Valeriy Kazas, born in 1964 in Krasnodar, Russia, completed his higher technical education in the same city. With over 25 years of experience in sculpture, he has been actively exhibiting his work since 1996. In 2013, he brought to life his first large-scale project, “Perm CORAL REEF,” which delved into large landscape sculpture. Kazas is a regular participant in the art residence in Kotor, organized by Marat Guelman in Montenegro, and he currently resides and works in Krasnodar.
Kazas engages with a seemingly ordinary situation—a vast, blank, white space punctuated by a minor event, a red spot, randomly positioned within it. While on the surface, this might not seem novel or innovative, it serves as a straightforward observation: a single point of action impacting a seemingly boundless and empty expanse. This is akin to a lifeless mosquito (preferably full) on a sterile wall; regardless of the wall’s size, its sterility is compromised. Additionally, a single sighting of the spot captures your complete attention, persistently reminding you of its presence.

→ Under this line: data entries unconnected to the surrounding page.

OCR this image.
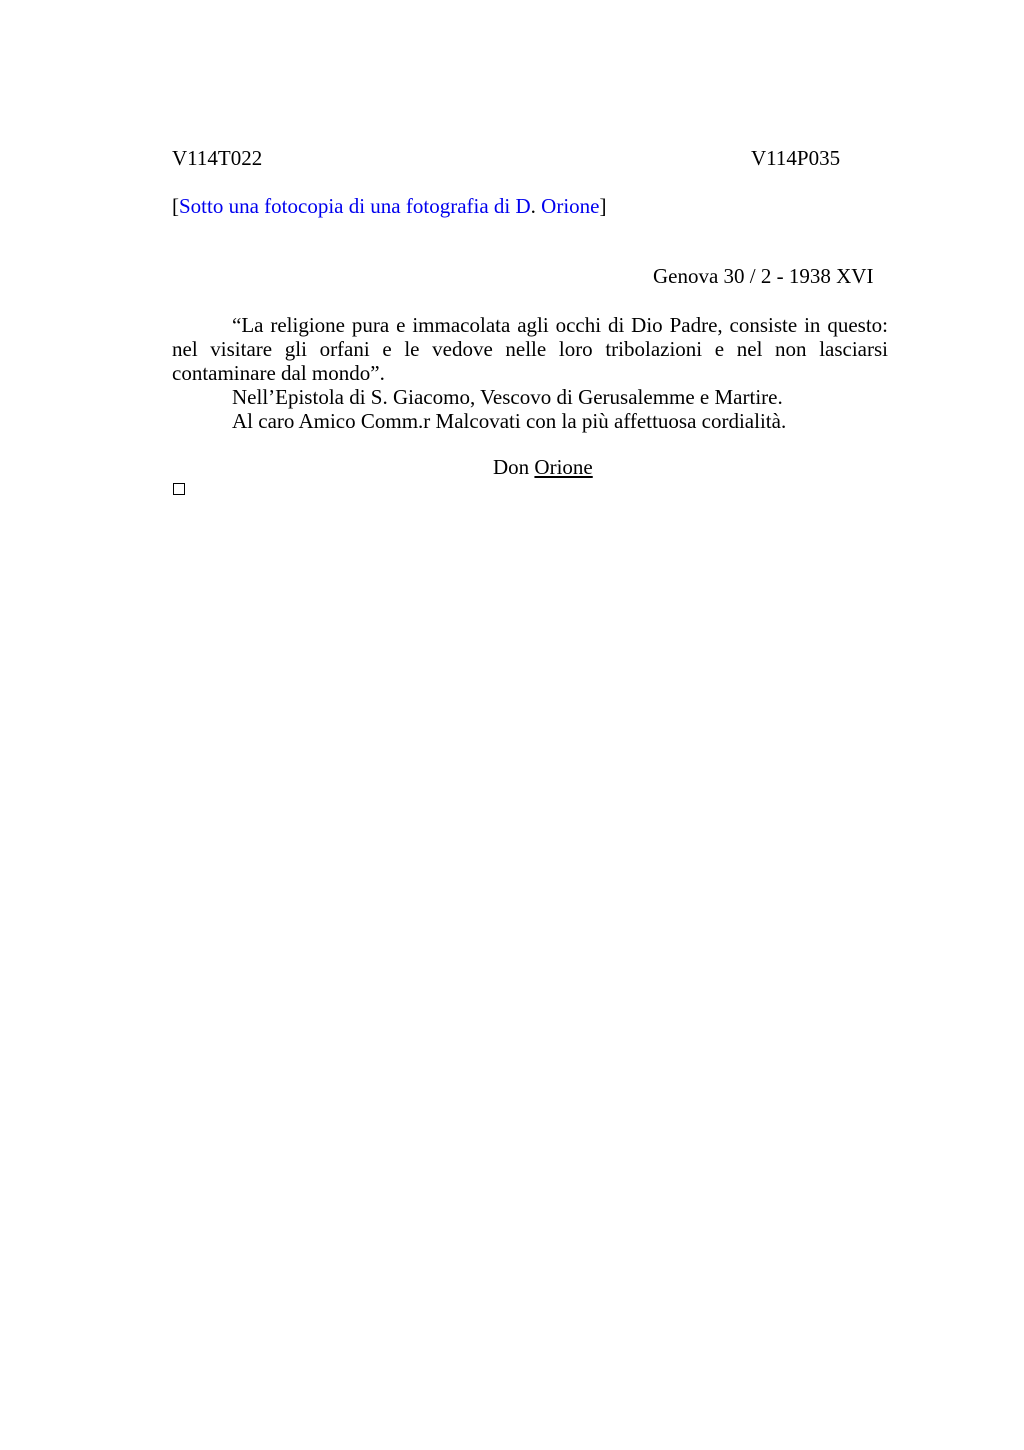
V114T022	V114P035
[Sotto una fotocopia di una fotografia di D. Orione]
Genova 30 / 2 - 1938 XVI

“La religione pura e immacolata agli occhi di Dio Padre, consiste in questo: nel visitare gli orfani e le vedove nelle loro tribolazioni e nel non lasciarsi contaminare dal mondo”.

Nell’Epistola di S. Giacomo, Vescovo di Gerusalemme e Martire.

Al caro Amico Comm.r Malcovati con la più affettuosa cordialità.

Don Orione
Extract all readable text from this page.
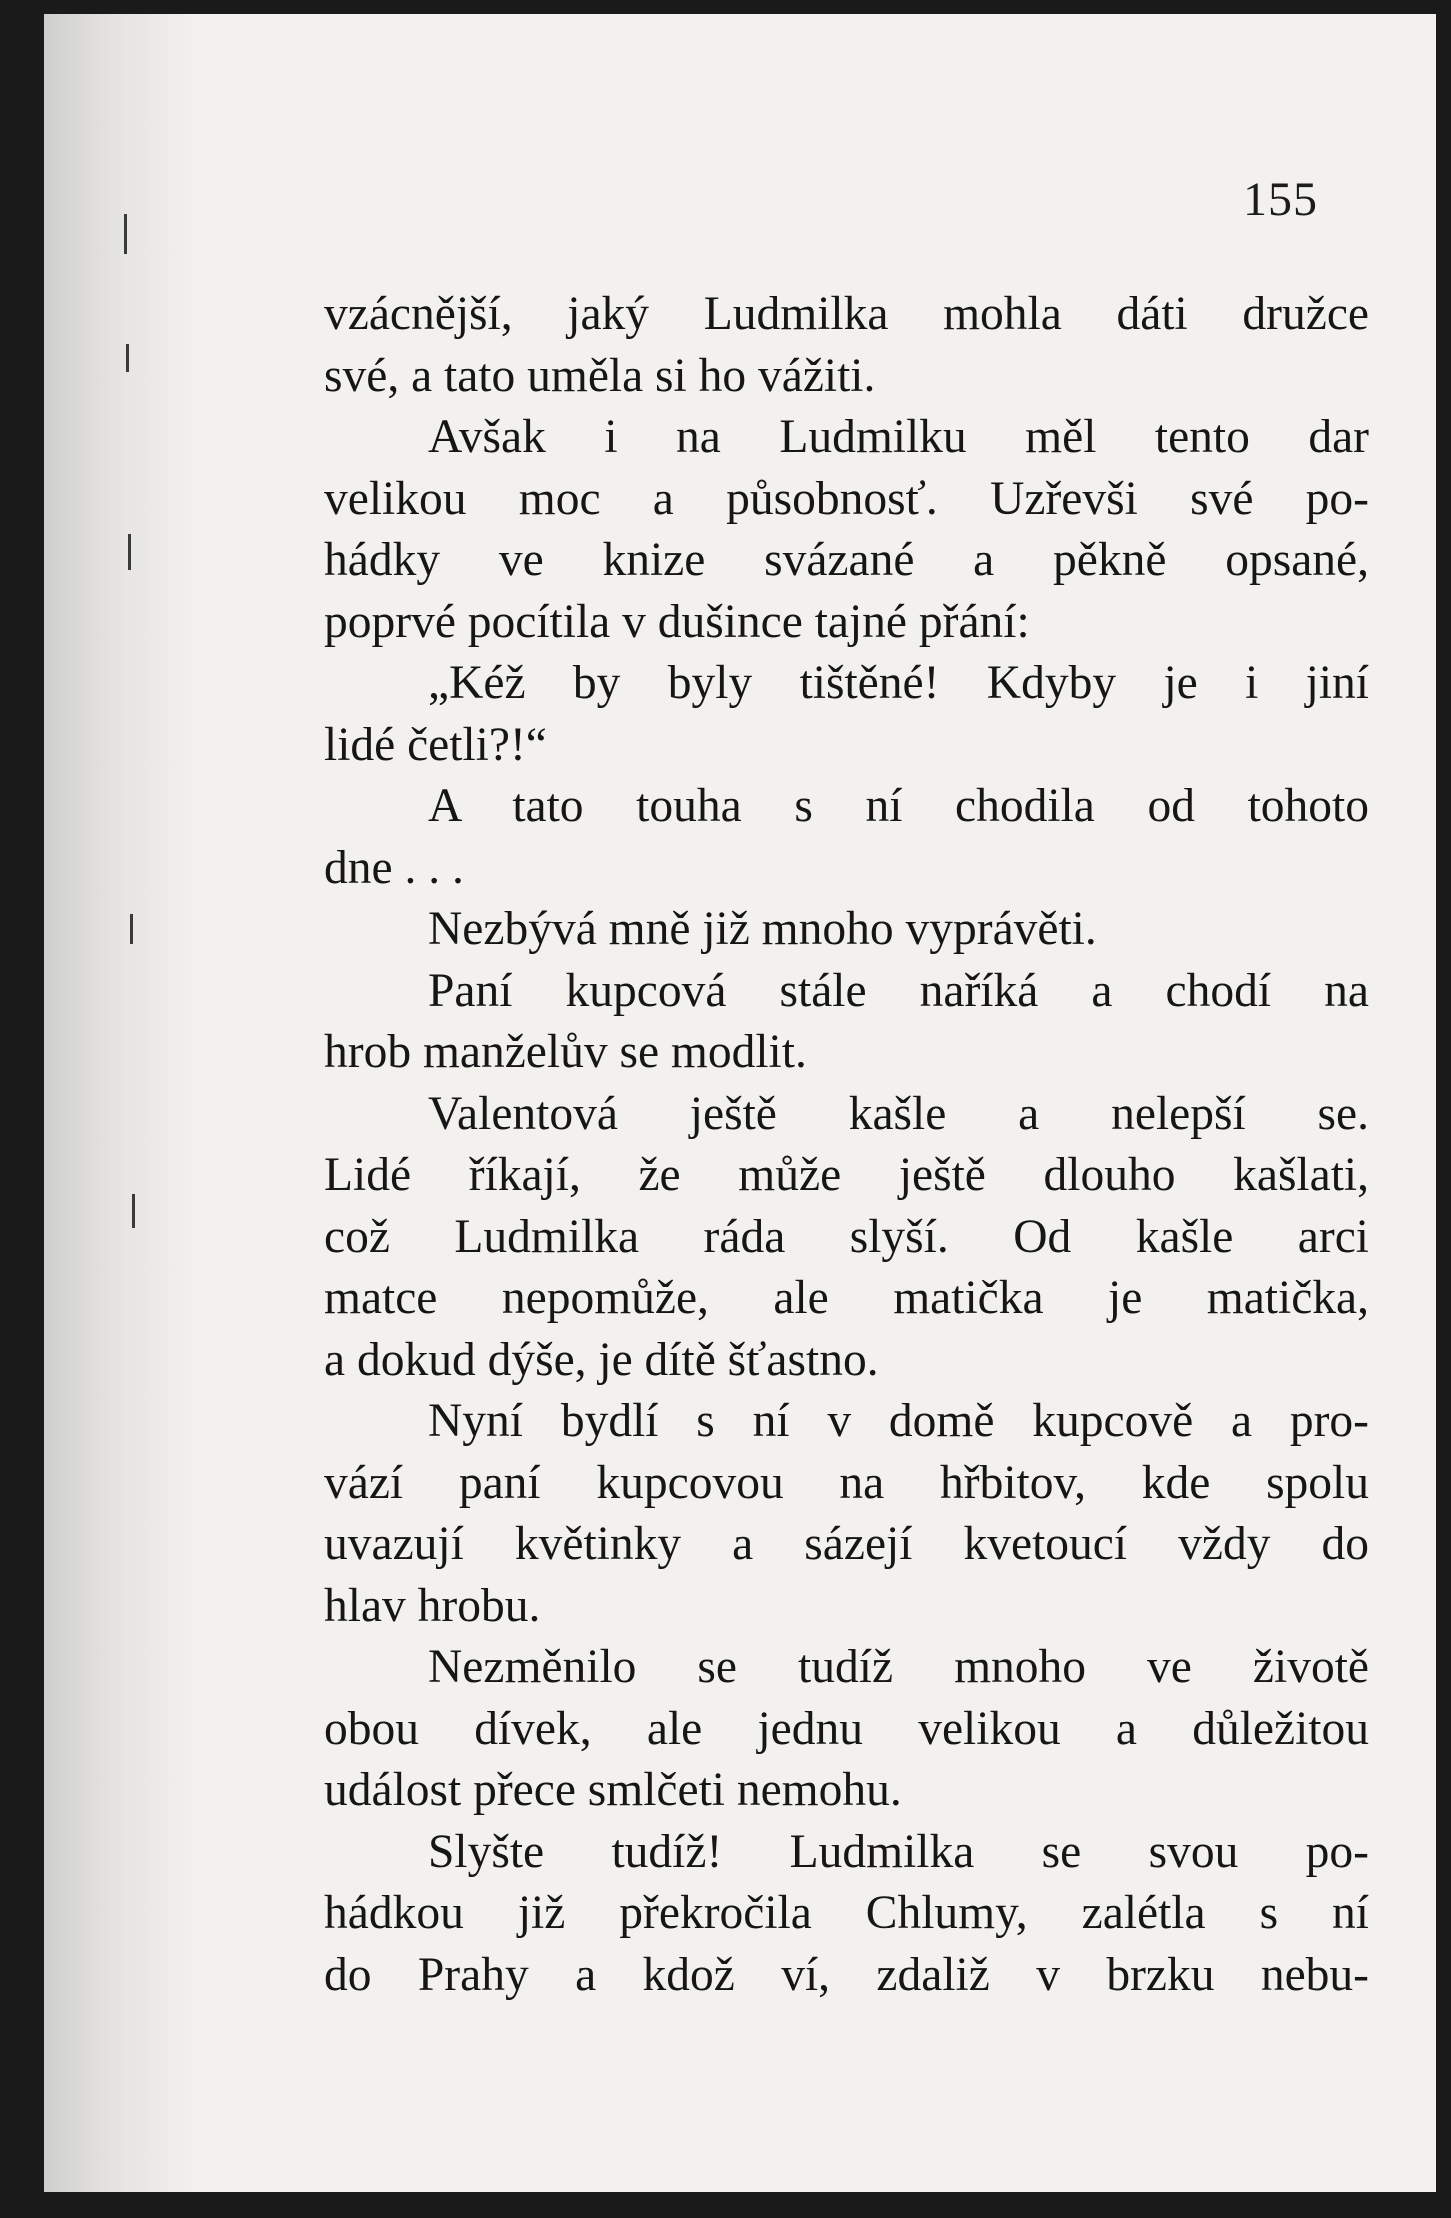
155
vzácnější, jaký Ludmilka mohla dáti družce
své, a tato uměla si ho vážiti.
Avšak i na Ludmilku měl tento dar
velikou moc a působnosť. Uzřevši své po-
hádky ve knize svázané a pěkně opsané,
poprvé pocítila v dušince tajné přání:
„Kéž by byly tištěné! Kdyby je i jiní
lidé četli?!“
A tato touha s ní chodila od tohoto
dne . . .
Nezbývá mně již mnoho vyprávěti.
Paní kupcová stále naříká a chodí na
hrob manželův se modlit.
Valentová ještě kašle a nelepší se.
Lidé říkají, že může ještě dlouho kašlati,
což Ludmilka ráda slyší. Od kašle arci
matce nepomůže, ale matička je matička,
a dokud dýše, je dítě šťastno.
Nyní bydlí s ní v domě kupcově a pro-
vází paní kupcovou na hřbitov, kde spolu
uvazují květinky a sázejí kvetoucí vždy do
hlav hrobu.
Nezměnilo se tudíž mnoho ve životě
obou dívek, ale jednu velikou a důležitou
událost přece smlčeti nemohu.
Slyšte tudíž! Ludmilka se svou po-
hádkou již překročila Chlumy, zalétla s ní
do Prahy a kdož ví, zdaliž v brzku nebu-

Similar dynamics apply to sculptures in urban environments—whether visible or not, they occupy a continuous existence. In this context, the focus shifts away from the intrinsic nature of the object to its interaction with expansive and vacant space. The red spots, in this case, represent static, elementary structures placed on walls without adherence to compositional or representational balances. They are products of spontaneity, driven by the act itself. Neither form nor placement holds significance; the pivotal factor is scale, as space emerges as the essence of rhythm.